As these discoveries are made, tubal ligation is becoming more popular as an alternative method of sterilizing female dogs. Still, the procedure is not commonly performed, as veterinary schools throughout the U.S. tend to teach ovariohysterectomy or ovariectomy as the standard for female dog sterilization.
Science Behind Spay and Tubal Ligation Procedures
The traditional spay procedures performed on female dogs involve removing the reproductive organs to permanently prevent pregnancy. These include ovariohysterectomies, in which the uterus and ovaries are removed, and ovariectomies, in which just the ovaries are removed. These methods are performed surgically while the animal is under general anesthesia. Spay procedures are either done through open abdominal surgery, where a 40-70 mm incision is made in the abdomen, or laparoscopic surgery, where two small 5-10 mm incisions are made and a video scope is used. Though the former is more commonly practiced, the latter is less invasive.
A tubal ligation procedure involves cutting and tying the fallopian tubes of a female dog to prevent pregnancy. All reproductive organs remain intact, but eggs are unable to travel from the ovaries to the uterus to be fertilized. As with traditional spay procedures, tubal ligations are performed through an incision in the abdominal cavity or laparoscopically.
This procedure is slightly less invasive and thus may be less susceptible to surgical complications. Though the reproductive organs are still intact after a tubal ligation, there is little research done surrounding it’s reversal and it is currently considered to be permanent.
Training Your Dog Through Recovery From Sterilization
Post-operative care is an important aspect of ensuring your dog is healthy and experiences minimal pain after undergoing a spay or tubal ligation procedure. Some dogs bounce back quickly after the surgery, while others may experience more pain and discomfort. As general anesthesia is used during these surgeries, your dog may be groggy, off-balance, agitated, and/or aggressive for up to 24 hours after surgery.

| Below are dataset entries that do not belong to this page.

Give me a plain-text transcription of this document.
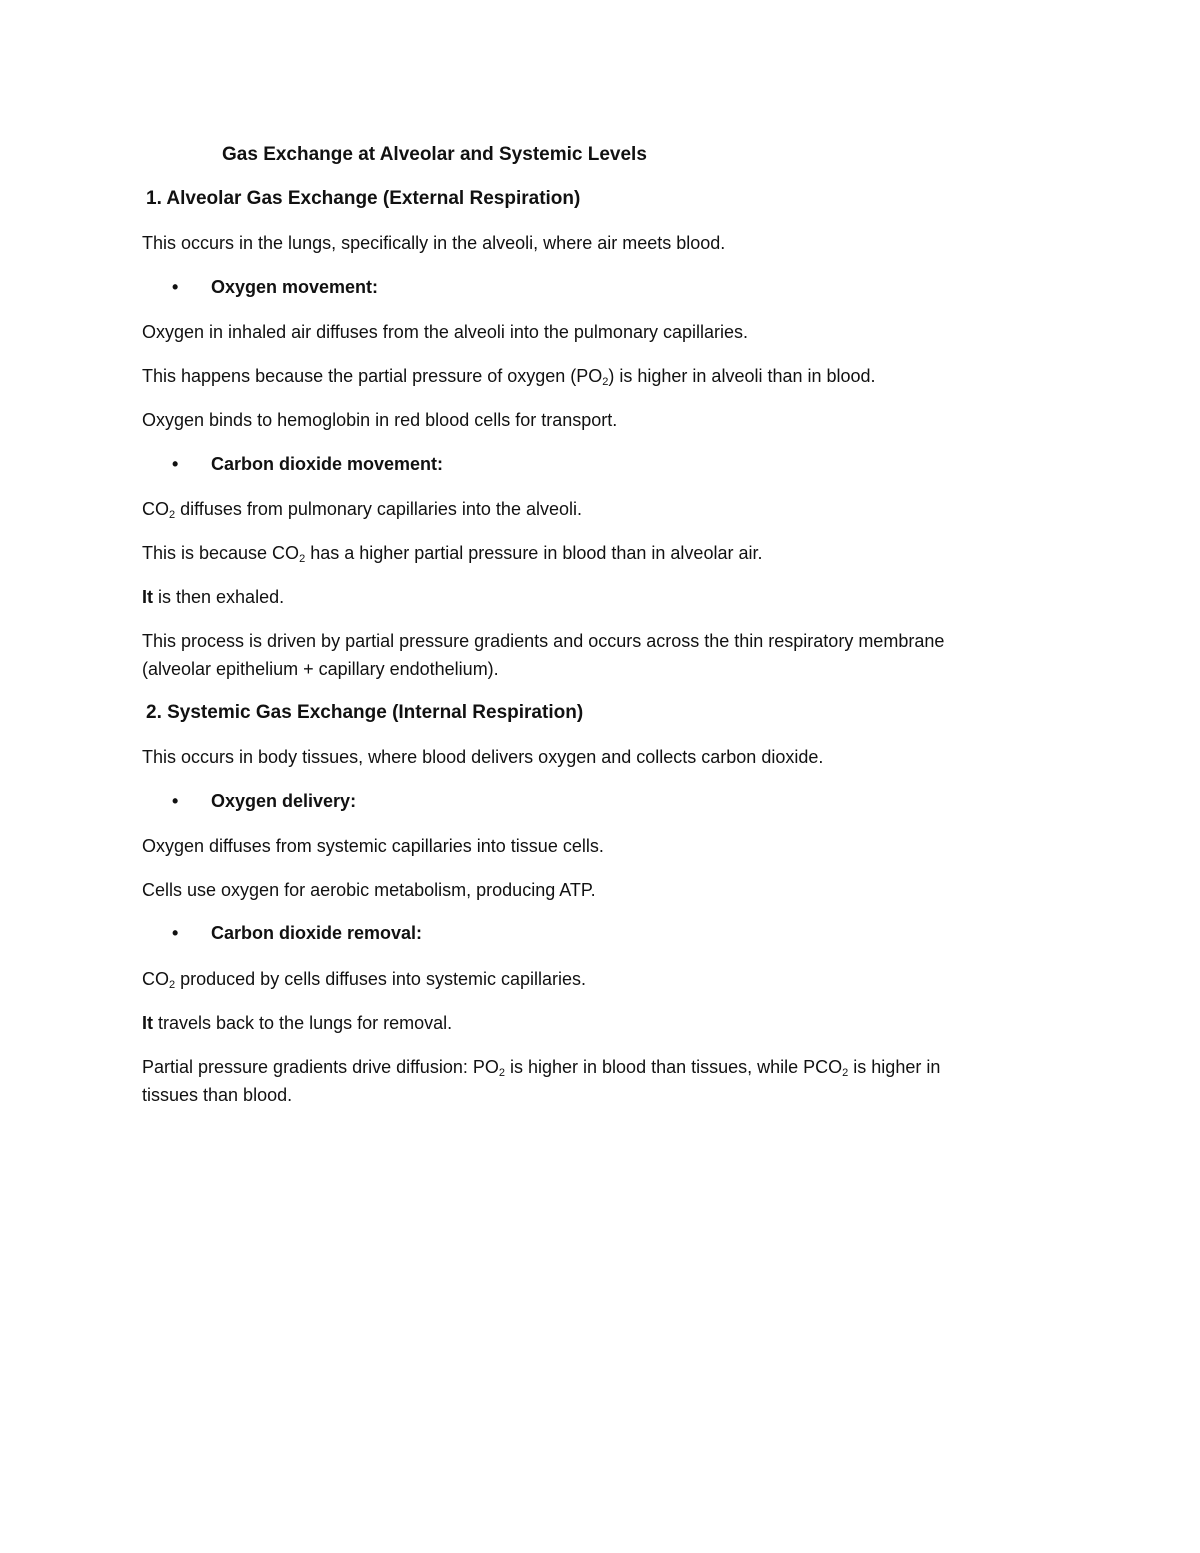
Gas Exchange at Alveolar and Systemic Levels
1. Alveolar Gas Exchange (External Respiration)
This occurs in the lungs, specifically in the alveoli, where air meets blood.
• Oxygen movement:
Oxygen in inhaled air diffuses from the alveoli into the pulmonary capillaries.
This happens because the partial pressure of oxygen $(PO_2)$ is higher in alveoli than in blood.
Oxygen binds to hemoglobin in red blood cells for transport.
• Carbon dioxide movement:
$CO_2$ diffuses from pulmonary capillaries into the alveoli.
This is because $CO_2$ has a higher partial pressure in blood than in alveolar air.
It is then exhaled.
This process is driven by partial pressure gradients and occurs across the thin respiratory membrane
(alveolar epithelium + capillary endothelium).
2. Systemic Gas Exchange (Internal Respiration)
This occurs in body tissues, where blood delivers oxygen and collects carbon dioxide.
• Oxygen delivery:
Oxygen diffuses from systemic capillaries into tissue cells.
Cells use oxygen for aerobic metabolism, producing ATP.
• Carbon dioxide removal:
$CO_2$ produced by cells diffuses into systemic capillaries.
It travels back to the lungs for removal.
Partial pressure gradients drive diffusion: $PO_2$ is higher in blood than tissues, while $PCO_2$ is higher in
tissues than blood.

It is best to isolate her in a crate or small room as the effects of anesthesia wear off to prevent her from injuring herself or others. The effects of the anesthesia may make your dog more prone to nipping or biting.
As your dog recovers, limit her activity and separate her from other animals or children. Prevent jumping and running for approximately two weeks after the surgery so the incision can heal without complications. Overactivity tends to occur when the dog’s pain is well-managed, but this should be limited in order to prevent irritation or opening of the incision!
Avoid bathing your dog for at least 10 days after surgery and check the incision site regularly for swelling, redness, irritation, or discharge. It is crucial to keep your dog from licking or chewing at the incision site! An Elizabethan collar (popularly known as an e-collar or cone of shame) may be necessary to prevent your dog from irritating the incision site. Do not attempt to clean or apply any ointment to the incision site.
Administer any provided pain medication throughout recovery as directed by your veterinarian. If vomiting, diarrhea, decreased appetite, or lethargy occur or if there is discharge, swelling, or redness at the incision site, contact your veterinarian. Some veterinarians use dissolvable sutures while others use sutures that need to be removed, so be sure you know what type were used and establish follow-up care as necessary.
With thorough care and caution, your canine companion will be back to her normal self in no time!